Through Feb. 28, enrollment in Covered California health plans had reached 64,189 in the nine Valley counties, the latest numbers available.
It’s not known how many people have enrolled since March 31, but Peter Lee, executive director of Covered California, said last week that 70,000 had enrolled in the first nine days of April.
People have waited to the last minute to enroll out of “general confusion,” said Greg Shore, a Fresno insurance agent and broker who has helped people sign up for coverage. And there are people without Internet access, he said.
“And it’s procrastination for some of them,” he added.
Diana Parret, 59, of Fresno, encouraged people to get help to enroll. It’s too great a risk to be without insurance, she said.
In December, she lost her employer-sponsored insurance when she was laid off from her sales job. In February, she enrolled in a Kaiser Permanente health plan offered through Covered California. With a subsidy, her monthly premium is $207.

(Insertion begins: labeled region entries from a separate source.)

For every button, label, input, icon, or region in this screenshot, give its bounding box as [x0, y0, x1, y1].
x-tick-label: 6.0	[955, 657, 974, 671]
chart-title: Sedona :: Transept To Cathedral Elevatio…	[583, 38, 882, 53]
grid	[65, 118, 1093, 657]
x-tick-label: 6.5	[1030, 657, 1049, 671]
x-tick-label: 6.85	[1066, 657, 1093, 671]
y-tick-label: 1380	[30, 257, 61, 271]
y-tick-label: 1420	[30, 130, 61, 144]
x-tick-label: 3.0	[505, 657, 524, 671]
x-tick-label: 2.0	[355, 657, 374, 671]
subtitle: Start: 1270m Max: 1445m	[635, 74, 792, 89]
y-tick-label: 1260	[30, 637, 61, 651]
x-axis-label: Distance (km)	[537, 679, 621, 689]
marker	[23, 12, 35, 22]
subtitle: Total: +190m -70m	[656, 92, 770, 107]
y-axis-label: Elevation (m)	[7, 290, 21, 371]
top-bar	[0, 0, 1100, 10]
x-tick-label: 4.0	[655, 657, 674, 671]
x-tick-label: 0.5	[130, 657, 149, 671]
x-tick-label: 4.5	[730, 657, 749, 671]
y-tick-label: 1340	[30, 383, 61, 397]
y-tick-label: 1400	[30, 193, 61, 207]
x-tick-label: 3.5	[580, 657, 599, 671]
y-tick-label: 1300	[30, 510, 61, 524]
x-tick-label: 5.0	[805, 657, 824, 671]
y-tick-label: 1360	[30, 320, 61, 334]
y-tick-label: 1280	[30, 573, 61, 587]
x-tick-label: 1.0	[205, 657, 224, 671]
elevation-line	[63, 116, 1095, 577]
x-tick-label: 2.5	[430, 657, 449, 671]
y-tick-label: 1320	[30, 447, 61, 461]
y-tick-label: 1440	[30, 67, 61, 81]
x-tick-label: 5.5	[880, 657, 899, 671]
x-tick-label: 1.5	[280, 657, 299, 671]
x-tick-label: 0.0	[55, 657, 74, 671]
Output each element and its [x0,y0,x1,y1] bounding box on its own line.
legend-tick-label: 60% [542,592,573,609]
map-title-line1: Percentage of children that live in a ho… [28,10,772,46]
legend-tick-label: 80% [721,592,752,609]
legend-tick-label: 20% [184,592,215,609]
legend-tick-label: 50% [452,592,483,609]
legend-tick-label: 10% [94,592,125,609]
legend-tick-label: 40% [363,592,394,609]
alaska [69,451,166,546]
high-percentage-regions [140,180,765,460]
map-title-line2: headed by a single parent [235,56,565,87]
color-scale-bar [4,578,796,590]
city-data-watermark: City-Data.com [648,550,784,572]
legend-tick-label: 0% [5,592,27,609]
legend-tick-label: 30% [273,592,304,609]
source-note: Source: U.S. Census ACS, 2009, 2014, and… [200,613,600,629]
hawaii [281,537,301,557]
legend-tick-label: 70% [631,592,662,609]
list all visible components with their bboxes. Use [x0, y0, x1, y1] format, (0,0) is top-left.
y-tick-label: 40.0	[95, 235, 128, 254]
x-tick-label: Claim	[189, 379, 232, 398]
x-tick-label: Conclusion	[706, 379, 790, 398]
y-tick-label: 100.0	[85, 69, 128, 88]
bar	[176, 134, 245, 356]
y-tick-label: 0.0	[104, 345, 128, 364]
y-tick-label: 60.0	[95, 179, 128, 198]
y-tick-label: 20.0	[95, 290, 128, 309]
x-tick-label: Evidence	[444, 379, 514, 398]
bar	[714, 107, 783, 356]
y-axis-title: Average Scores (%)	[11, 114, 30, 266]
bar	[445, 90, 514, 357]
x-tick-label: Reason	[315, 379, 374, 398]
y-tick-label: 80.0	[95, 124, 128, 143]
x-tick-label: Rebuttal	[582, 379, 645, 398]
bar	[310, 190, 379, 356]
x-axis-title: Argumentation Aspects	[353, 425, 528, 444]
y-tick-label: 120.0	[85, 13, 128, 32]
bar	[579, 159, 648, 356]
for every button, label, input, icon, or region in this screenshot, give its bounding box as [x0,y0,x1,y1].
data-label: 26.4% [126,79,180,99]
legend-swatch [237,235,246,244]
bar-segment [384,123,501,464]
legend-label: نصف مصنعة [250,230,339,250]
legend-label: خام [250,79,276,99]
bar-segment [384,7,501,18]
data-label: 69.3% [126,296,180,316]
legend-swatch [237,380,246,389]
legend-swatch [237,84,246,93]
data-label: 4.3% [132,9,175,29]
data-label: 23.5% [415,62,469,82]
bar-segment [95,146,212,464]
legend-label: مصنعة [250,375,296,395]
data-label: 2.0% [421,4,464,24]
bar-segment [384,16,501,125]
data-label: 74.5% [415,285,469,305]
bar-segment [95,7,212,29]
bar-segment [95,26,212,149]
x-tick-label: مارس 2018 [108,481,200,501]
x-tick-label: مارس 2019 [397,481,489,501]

In March, she found out she had uterine cancer, and on April 2, she had surgery.
“I was told it was caught in time,” she said. “I have a new lease on life.”
She would have enrolled in a health plan in January, she said, “but I’m not a computer person.”
She found help at the Kaiser retail store in Fresno to enroll. “I couldn’t have done it on my own,” she said. “I had someone help me.”